Cohiba is a name synonymous with cigars—and unsurprisingly so. Not only does saying the name Cohiba feel like a rich mouthful of smoke from a good draw of a fine cigar, but it is a word steeped in rich heritage centuries in the making.

Cohiba began on the lips of the Taino Natives when Christopher Columbus first set foot on the glistening shores of Cuba. The Tainos smoked bunches of
tobacco leaves which they named Cohiba.

The name lay dormant, until a fateful moment, in the midst of seismic political shift in Cuba. A rising Fidel Castro smelled cigar smoke unlike any other—so aromatic, so captivating, Fidel had to find the source. He followed the scent to one of his bodyguards smoking a cigar, and asked the bodyguard what he was smoking.

The cigar was a special blend made by a friend of the bodyguard, and Fidel had to find the artisan responsible. Fidel met with the cigarmaker, tried the cigar and enjoyed it so much, he established a top secret factory (now the famed El Laguito factory) and began limited production of the exclusive cigars. The cigars remained unnamed until 1966 when Fidel dubbed them Cohiba.

From then, Cohiba only graced the lips of the commandant himself, top government officials, and the select heads of state and diplomats to whom Fidel would personally gift a box of his beloved line. Cohiba became an icon, renowned worldwide for its extreme exclusivity and prestige.

The 1960s however, not only brought the rise to prominence of the Cohiba name, but also the Cold War tensions which birthed the infamous El Bloqueo, the U.S. trade embargo against Cuba, instated under President John F. Kennedy and his initiative to end the spread of communism. Many premium cigar brands were in a state of confusion and uncertainty, with entire brands folding from being starved of access to the largest economy in the world.

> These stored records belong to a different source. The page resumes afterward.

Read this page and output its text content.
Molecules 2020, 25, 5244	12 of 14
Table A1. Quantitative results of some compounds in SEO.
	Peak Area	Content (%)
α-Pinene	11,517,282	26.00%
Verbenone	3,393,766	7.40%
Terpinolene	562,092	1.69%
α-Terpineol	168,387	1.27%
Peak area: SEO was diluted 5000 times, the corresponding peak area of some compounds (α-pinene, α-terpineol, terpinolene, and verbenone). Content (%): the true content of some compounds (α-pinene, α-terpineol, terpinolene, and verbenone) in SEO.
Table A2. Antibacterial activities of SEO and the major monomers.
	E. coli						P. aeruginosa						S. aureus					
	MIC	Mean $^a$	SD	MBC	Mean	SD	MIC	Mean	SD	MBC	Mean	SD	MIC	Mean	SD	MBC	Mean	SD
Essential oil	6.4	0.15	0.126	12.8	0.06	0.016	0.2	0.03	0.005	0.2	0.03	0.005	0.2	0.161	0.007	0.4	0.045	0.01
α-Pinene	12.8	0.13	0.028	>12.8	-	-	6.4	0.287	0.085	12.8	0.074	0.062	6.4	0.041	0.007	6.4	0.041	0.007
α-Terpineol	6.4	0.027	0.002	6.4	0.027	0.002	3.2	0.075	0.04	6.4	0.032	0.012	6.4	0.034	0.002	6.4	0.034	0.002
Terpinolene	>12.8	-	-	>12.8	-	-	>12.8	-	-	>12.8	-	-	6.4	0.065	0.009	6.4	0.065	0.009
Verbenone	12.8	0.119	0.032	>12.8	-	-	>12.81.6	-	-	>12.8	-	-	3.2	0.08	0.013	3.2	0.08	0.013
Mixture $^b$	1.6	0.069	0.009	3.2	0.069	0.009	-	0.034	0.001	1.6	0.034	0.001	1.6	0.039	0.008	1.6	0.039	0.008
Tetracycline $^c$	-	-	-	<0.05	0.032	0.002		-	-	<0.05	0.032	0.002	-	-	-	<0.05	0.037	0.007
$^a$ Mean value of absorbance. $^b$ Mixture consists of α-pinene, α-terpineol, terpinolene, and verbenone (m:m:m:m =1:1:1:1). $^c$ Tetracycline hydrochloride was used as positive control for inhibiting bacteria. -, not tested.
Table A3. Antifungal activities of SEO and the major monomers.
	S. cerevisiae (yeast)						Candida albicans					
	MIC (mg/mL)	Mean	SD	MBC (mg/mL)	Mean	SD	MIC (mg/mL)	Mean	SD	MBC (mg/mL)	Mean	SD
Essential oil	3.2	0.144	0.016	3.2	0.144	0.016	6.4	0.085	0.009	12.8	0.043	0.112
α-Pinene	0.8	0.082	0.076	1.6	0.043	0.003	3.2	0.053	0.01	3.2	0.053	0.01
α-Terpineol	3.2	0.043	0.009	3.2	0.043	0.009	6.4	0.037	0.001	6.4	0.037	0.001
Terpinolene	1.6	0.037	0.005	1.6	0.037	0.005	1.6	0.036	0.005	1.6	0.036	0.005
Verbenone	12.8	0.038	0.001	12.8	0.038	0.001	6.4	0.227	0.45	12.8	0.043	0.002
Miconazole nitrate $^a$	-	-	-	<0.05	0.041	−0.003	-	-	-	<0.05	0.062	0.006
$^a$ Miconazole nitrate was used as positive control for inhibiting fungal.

However, from that tumult, the eminent General Cigar Company saw opportunity in Cohiba to create a brand for all aficionados that would serve as a true symbol of the good life. General Cigar Company filed patents for the line in the U.S. in 1978, began hand making the cigars in the Dominican Republic, and the new beloved American Cohiba hit the market in the 1980s.

Cohiba was a popular entry for General Cigar, but with the Cigar Boom of the 1990s, Cohiba became a household name across America. The signature red dot in the O of the logo earned the brand the nickname “Red Dot Cohiba.”

However, Cohiba by General Cigar Company has been wrapped in controversy from its introduction in the 1980s. Around the same time, Cohiba of Cuba became commercial, and consumers around the world, with the exception of the U.S., could enjoy a Cuban Cohiba. From then, bitter tensions brewed between owners of Cohiba of Cuba, Habanos, S.A. ( a jointly owned tobacco venture between Altadis and the Cuban Government), and Cohiba by General Cigar. Legal battles have been won, lost, and laid before the steps of the U.S. Supreme Court.

While Cohiba now embodies the Cold War struggles that still pervade U.S. and Cuba relations, Cohiba went from an unknown name, uttered only in the New World, to the exclusive domain of the powerful, to now being on the lips of aficionados around the globe.

Cohiba by General Cigar continues to proudly release acclaimed tributes to unbridled luxury that are still being handmade in Dominican Republic with choice blends, wrappers and various sizes, for a smoke to suit every aficionado’s desired experience.

Also notable is Cohiba’s dedication to ever-refining and innovating its methods, notably recruiting Sean Williams, the respected mind behind El Primer Mundo Cigar Company, as an ambassador to continue expanding the brand experience.

Whether warming relations or a continuing stalemate in trade wins the day, or another clashing of the Cuban Government and Cohiba by General Cigar makes its way into the American courthouses, Cohiba by General Cigar thrives as a classic lineup within the General Cigar family, with a following, character, and identity all its own as a true symbol of the good life.